Joseph Haydn
Joseph Haydn was an Austrian composer. He was one of the most important, prolific and prominent composers of the classical period. He is often called the "Father of the Symphony" and "Father of the String Quartet" because of his important contributions to these genres. He was also instrumental in the development of the piano trio and in the evolution of sonata form. Joseph Haydn was born in Rohrau, Austria, a village near the border with Hungary. His father was Mathias Haydn, a wheelwright who also served as "Marktrichter", an office akin to village mayor. Haydn's mother, the former Maria Koller, had previously worked as a cook in the palace of Count Harrach, the presiding aristocrat of Rohrau. Neither parent could read music. However, Mathias was an enthusiastic folk musician, who during the journeyman period of his career had taught himself to play the harp. Haydn's parents had noticed that their son was musically talented and knew that in Rohrau he would have no chance to obtain any serious musical training. It was for this reason that they accepted a proposal from their relative Johann Matthias Frankh, the schoolmaster and choirmaster in Hainburg, that Haydn be apprenticed to Frankh in his home to train as a musician.
There is reason to think that Haydn's singing impressed those who heard him, because he was soon brought to the attention of Georg von Reutter, the director of music in St. Stephen's Cathedral in Vienna, who was touring the provinces looking for talented choirboys. Haydn passed his audition with Reutter, and in 1740 moved to Vienna, where he worked for the next nine years as a chorister, after 1745 in the company of his younger brother Michael. Haydn lived in Reutter's home with the other five choirboys. He was instructed in Latin and other school subjects as well as voice, violin, and keyboard. Reutter was of little help to Haydn in the areas of music theory and composition, giving him only two lessons in his entire time as chorister. However, since St. Stephen's was one of the leading musical centers in Europe, Haydn was able to learn a great deal simply by serving as a professional musician there.
HIS CONTRIBUTIONS
His most important contribution was to the symphony
· He wrote 90 works (symphonies) between 1760 and 1790
· These are the cornerstone of symphonic repertory
· The symphonies were the property of Prince Nikolaus and were exclusively for his enjoyment and for that of his guests
· 1799 - Haydn obtained permission to publish and he reached a much wider audience
· By mid 1780's he was considered the most accomplished and original of living active composers
· Haydn and Mozart became good friends
His Works
Smphonies, quartets, concertos and keyboard works poured from the pen of Joseph Haydn, making him one of the most important figures in classical music. Joseph Haydn: as man, musician, administrator, unofficial diplomat, inspired creator and master craftsman, he personified the best in humanity. No man is faultless, but Haydn might be said to have possessed more than the normal share of virtues. In his warmth, generosity and humility, with his humour, his total lack of malice and his transparent honesty, he endeared himself to audiences and musicians wherever he went.
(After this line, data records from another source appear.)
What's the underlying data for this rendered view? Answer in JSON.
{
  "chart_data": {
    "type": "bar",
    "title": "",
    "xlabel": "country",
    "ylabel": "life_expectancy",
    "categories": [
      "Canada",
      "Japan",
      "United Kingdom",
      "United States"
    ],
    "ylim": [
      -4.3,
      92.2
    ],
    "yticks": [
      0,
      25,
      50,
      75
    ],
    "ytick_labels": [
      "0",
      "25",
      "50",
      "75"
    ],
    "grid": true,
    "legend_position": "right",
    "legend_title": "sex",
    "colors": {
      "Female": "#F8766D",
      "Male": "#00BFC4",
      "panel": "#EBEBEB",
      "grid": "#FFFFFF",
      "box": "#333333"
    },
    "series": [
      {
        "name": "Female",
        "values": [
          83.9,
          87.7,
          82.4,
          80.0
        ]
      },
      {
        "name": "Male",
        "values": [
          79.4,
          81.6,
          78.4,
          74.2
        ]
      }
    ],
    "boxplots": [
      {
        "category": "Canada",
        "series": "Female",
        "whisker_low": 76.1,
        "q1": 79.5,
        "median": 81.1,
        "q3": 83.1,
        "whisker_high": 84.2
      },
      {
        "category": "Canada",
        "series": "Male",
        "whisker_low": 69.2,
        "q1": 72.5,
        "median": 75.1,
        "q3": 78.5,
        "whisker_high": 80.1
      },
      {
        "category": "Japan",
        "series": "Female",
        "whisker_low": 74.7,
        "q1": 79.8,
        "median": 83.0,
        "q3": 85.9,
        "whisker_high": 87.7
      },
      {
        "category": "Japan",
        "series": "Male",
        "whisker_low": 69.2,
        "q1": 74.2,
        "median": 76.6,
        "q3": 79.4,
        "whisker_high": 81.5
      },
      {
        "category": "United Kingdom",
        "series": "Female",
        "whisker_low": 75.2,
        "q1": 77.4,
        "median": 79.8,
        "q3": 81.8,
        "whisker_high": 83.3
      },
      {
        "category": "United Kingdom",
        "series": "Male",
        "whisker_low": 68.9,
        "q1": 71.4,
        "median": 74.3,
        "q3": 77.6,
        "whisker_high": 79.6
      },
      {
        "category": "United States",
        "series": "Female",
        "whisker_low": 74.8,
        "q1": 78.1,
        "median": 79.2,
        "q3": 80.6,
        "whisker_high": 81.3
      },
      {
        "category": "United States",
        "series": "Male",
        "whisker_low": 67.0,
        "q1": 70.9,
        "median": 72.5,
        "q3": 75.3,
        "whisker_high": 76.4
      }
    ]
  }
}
The music of the Classical era (c. 1750–1830) was based on preconceived notions of order, proportion and grace. Predominant were beauty and symmetry of form, which combined to create an effectively Utopian image, an idealisation of universal experience. In the Romantic age (which Haydn anticipated, and which his pupil Beethoven came close to defining in his own revolutionary output), from the early 1800s onwards, this was gradually replaced by a cult of individual expression, the crystalisation of the experience of the moment, the unfettered confession of powerful emotions and primal urges, the glorification of sensuality, a flirtation with the supernatural, an emphasis on spontaneity and improvisation, and the cultivation of extremes – emotional, sensual, spiritual and structural. Form was not a receptacle but a by-product of emotion, to be generated from within. In Haydn, this is reflected in the Hungarian’ references that crop up in a number of his later works, such as the D major Piano Concerto and the late G major Piano Trio, with its famous ‘Gypsy’ Rondo. It was a trend directly connected to politics.
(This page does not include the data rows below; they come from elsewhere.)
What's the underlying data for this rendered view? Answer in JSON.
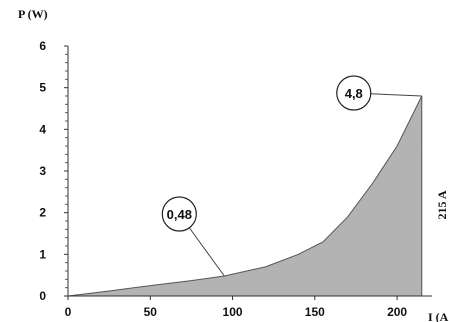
{
  "chart_data": {
    "type": "area",
    "ylabel": "P (W)",
    "xlabel": "I (A",
    "xlim": [
      0,
      220
    ],
    "ylim": [
      0,
      6
    ],
    "x_ticks": [
      "0",
      "50",
      "100",
      "150",
      "200"
    ],
    "y_ticks": [
      "0",
      "1",
      "2",
      "3",
      "4",
      "5",
      "6"
    ],
    "series": [
      {
        "x": [
          0,
          25,
          50,
          75,
          95,
          120,
          140,
          155,
          170,
          185,
          200,
          215
        ],
        "y": [
          0,
          0.12,
          0.25,
          0.37,
          0.48,
          0.7,
          1.0,
          1.3,
          1.9,
          2.7,
          3.6,
          4.8
        ]
      }
    ],
    "annotations": [
      {
        "text": "0,48",
        "x": 95,
        "y": 0.48
      },
      {
        "text": "4,8",
        "x": 215,
        "y": 4.8
      }
    ],
    "side_label": "215 A",
    "fill_color": "#b3b3b3",
    "line_color": "#555555"
  }
}
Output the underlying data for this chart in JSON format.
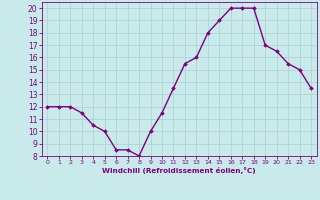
{
  "x": [
    0,
    1,
    2,
    3,
    4,
    5,
    6,
    7,
    8,
    9,
    10,
    11,
    12,
    13,
    14,
    15,
    16,
    17,
    18,
    19,
    20,
    21,
    22,
    23
  ],
  "y": [
    12,
    12,
    12,
    11.5,
    10.5,
    10,
    8.5,
    8.5,
    8,
    10,
    11.5,
    13.5,
    15.5,
    16,
    18,
    19,
    20,
    20,
    20,
    17,
    16.5,
    15.5,
    15,
    13.5
  ],
  "line_color": "#800080",
  "marker": "D",
  "marker_size": 1.8,
  "line_width": 1.0,
  "background_color": "#c8eaea",
  "grid_color": "#b0d4d4",
  "xlabel": "Windchill (Refroidissement éolien,°C)",
  "xlabel_color": "#800080",
  "tick_color": "#800080",
  "ylim": [
    8,
    20.5
  ],
  "xlim": [
    -0.5,
    23.5
  ],
  "yticks": [
    8,
    9,
    10,
    11,
    12,
    13,
    14,
    15,
    16,
    17,
    18,
    19,
    20
  ],
  "xticks": [
    0,
    1,
    2,
    3,
    4,
    5,
    6,
    7,
    8,
    9,
    10,
    11,
    12,
    13,
    14,
    15,
    16,
    17,
    18,
    19,
    20,
    21,
    22,
    23
  ]
}
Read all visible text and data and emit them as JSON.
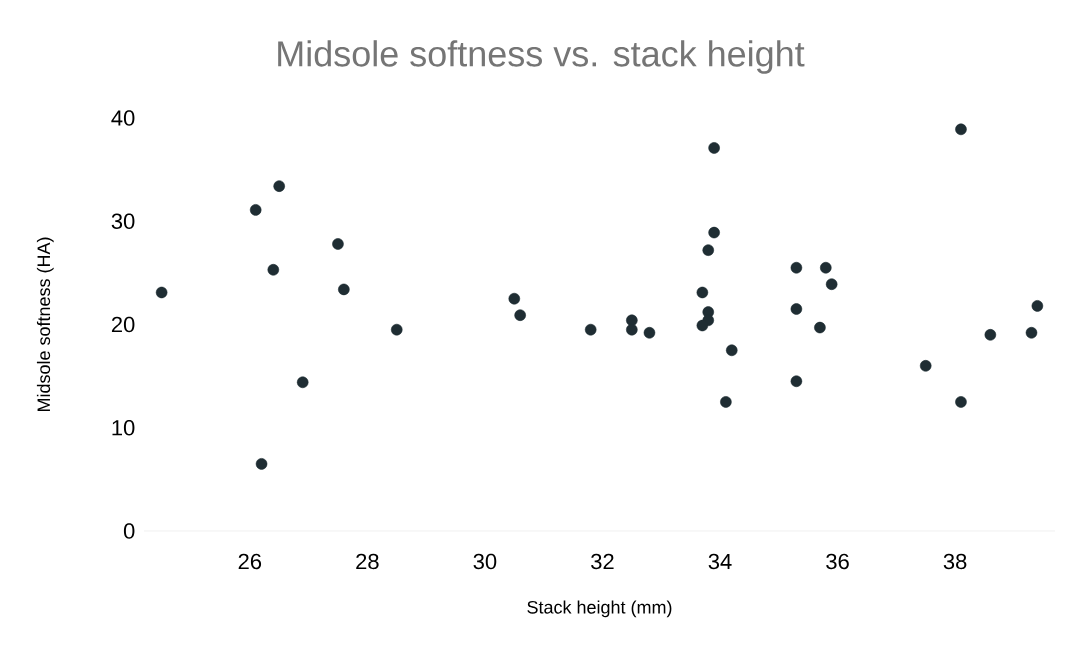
{
  "chart_data": {
    "type": "scatter",
    "title": "Midsole softness vs. stack height",
    "xlabel": "Stack height (mm)",
    "ylabel": "Midsole softness (HA)",
    "x": [
      24.5,
      26.1,
      26.5,
      26.4,
      26.2,
      26.9,
      27.5,
      27.6,
      28.5,
      30.5,
      30.6,
      31.8,
      32.5,
      32.5,
      32.8,
      33.9,
      33.9,
      33.8,
      33.7,
      33.8,
      33.8,
      33.7,
      34.2,
      34.1,
      35.3,
      35.3,
      35.3,
      35.7,
      35.8,
      35.9,
      37.5,
      38.1,
      38.1,
      38.6,
      39.3,
      39.4
    ],
    "values": [
      23.1,
      31.1,
      33.4,
      25.3,
      6.5,
      14.4,
      27.8,
      23.4,
      19.5,
      22.5,
      20.9,
      19.5,
      20.4,
      19.5,
      19.2,
      37.1,
      28.9,
      27.2,
      23.1,
      21.2,
      20.4,
      19.9,
      17.5,
      12.5,
      25.5,
      21.5,
      14.5,
      19.7,
      25.5,
      23.9,
      16.0,
      38.9,
      12.5,
      19.0,
      19.2,
      21.8
    ],
    "color": "#1f2d33",
    "marker": "circle",
    "grid": false,
    "xlim": [
      24.2,
      39.7
    ],
    "ylim": [
      0,
      40
    ],
    "xticks": [
      26,
      28,
      30,
      32,
      34,
      36,
      38
    ],
    "yticks": [
      0,
      10,
      20,
      30,
      40
    ]
  }
}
Inevitably, the ideals and consequences of the French Revolution were a source of great alarm to the rulers of the crumbling Holy Roman Empire. As a consequence, Austria, with Vienna as its capital, became a both a bastion against French imperialism and an efficient police state, in which liberalism, both political and philosophical, was ruthlessly suppressed. But the people of Vienna were not natural revolutionaries, and neither was Haydn. Indeed the Viennese were noted for their political apathy. Exceptions to this were during the two occupations by the French in 1805 and 1809 , which brought considerable hardship to the city in the form of monetary crises, serious food shortages and a fleeing population, while Austria as a whole suffered serious political and territorial setbacks.